I’m not sure if the format of the Dutch postcode lottery is common, but it certainly creates some interesting incentives. In this lottery, a random postcode is drawn from the 430,000 postcodes in the Netherlands, with each postcode having, on average, 19 households. Each person in that postcode who has purchased a ticket in the lottery receives €12,500 for each ticket that they hold (people can buy more than one ticket), and one ticket in the postcode is awarded a BMW.
If your postcode is drawn but you do not own a ticket, you know with certainty that you would have won if you had purchased one. You will also know that there were other winners in your postcode, and given the typically small size of a postcode, it is likely that you know some of those winners. With 30% of the Dutch participating in the lottery, there is a good chance that one of those winners is your neighbour.
It was with information from this lottery that Peter Kuhn and colleagues decided (ungated working paper here) to look at two of the more interesting questions in economics. First, how do people react to a wealth shock? Do they smooth consumption over their lifespan, or do they blow it all at once? Second, how do other people react to this change in relative wealth? If my neighbour wins the lottery, does it change my behaviour even though it does not affect my absolute well-being?
Kuhn and colleagues obtained their data by surveying people covering four groups – winning lottery participants, people who lived in a postcode that won but who had not purchased a lottery ticket, lottery participants in postcodes who had not won, and those who do not play the lottery from those unsuccessful postcodes. This combination allowed the researchers to compare behaviour of those with and without lottery tickets in winning postcodes, while controlling for differences in characteristics between those who play the lottery or not by examining differences in unsuccessful postcodes. The researchers asked questions about a range of factors, including household composition, demographic variables, labor supply, happiness, car ownership, income and lottery participation. Questions were asked about both current behaviour and behaviour a year earlier, which was intended to capture behaviour six months before and after the lottery result.
On the question of how the income shock affects the behaviour of the lottery winner, the results supported the idea that people smooth consumption over their lifecycle as winning the lottery had no effect on most household expenditure. What they did find, however, was an increase in car and durable purchasers by the winners, which supports the idea that shifting the timing of purchases of durables is one way in which people smooth consumption. It is also consistent with the idea that people have self-imposed borrowing constraints.
The result for which this study is more famous is the effect on the neighbours. Having a neighbour win the lottery increases the unsuccessful person’s probability of purchasing a car in the next six months by around 7 per cent, which the authors consider large relative to the size of the effects on the lottery winners themselves. This also reduces the average age of their car (no surprise given they are more likely to have purchased a new one). Interestingly, there was no effect on happiness for either the lottery winners or their neighbours, which is problematic for a relative income based model of happiness.

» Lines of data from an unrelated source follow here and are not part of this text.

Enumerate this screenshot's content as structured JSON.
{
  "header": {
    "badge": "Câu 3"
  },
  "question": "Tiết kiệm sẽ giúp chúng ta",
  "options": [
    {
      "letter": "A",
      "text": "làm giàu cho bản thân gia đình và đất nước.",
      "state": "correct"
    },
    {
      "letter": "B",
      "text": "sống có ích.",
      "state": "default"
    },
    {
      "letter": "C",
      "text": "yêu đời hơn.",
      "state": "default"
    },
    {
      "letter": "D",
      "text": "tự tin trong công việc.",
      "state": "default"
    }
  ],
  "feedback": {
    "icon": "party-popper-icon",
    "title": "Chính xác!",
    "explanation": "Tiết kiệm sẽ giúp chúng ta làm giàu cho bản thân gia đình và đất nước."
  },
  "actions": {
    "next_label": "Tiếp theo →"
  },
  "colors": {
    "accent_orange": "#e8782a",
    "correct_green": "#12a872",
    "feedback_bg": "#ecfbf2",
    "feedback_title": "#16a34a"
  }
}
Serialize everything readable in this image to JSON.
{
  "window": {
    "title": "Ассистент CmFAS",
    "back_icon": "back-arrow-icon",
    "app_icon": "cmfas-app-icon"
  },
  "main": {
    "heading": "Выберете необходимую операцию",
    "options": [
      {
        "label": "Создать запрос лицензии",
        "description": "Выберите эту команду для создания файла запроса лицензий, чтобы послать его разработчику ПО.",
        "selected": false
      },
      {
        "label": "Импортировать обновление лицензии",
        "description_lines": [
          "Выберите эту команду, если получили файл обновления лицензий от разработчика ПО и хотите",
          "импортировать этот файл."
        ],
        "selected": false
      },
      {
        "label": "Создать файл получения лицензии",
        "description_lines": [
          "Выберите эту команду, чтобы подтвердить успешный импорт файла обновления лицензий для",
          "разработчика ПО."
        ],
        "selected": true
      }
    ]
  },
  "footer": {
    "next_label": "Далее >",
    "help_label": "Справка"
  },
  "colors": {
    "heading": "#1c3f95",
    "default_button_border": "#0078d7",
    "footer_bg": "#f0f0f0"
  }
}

It’s not easy to interpret this result. That the increase in consumption by neighbours occurred only in relation to a visible item of consumption – a car that the neighbour will surely see – is suggestive of what the authors call “keeping up with the van den Bergs”, but the transmission path is unclear. Are they copying the purchase of a car, or responding to the known change in relative income? I sense that the dynamic between a neighbour who knows they missed out on a certain lottery win if they had bought a ticket and their triumphant neighbour would be much different to the case where that income shock was from another source.
I’d like to see two separate experiments, one involving knowledge that a neighbour won the lottery (but without the car or durable expenditure by the winner) and a second with only the signs of expenditure. My (speculative) suspicion is that the lottery knowledge would dominate. An experiment tracking neighbour responses to new car purchases might also be interesting, as if visible consumables are what the neighbour responds to, the windfall may not be strictly required.
As an end note, I’d heard about this paper before I got around to reading it, and I was surprised at the gap between what I had heard and the strength of the author’s claims. I’d seen this result waved around a lot as a sign that people respond to relative income changes, but there are some complicating factors that make it difficult to interpret the causative pathway. The happiness result also does not help the “relative income matters” case (nor possibly my speculative suspicion).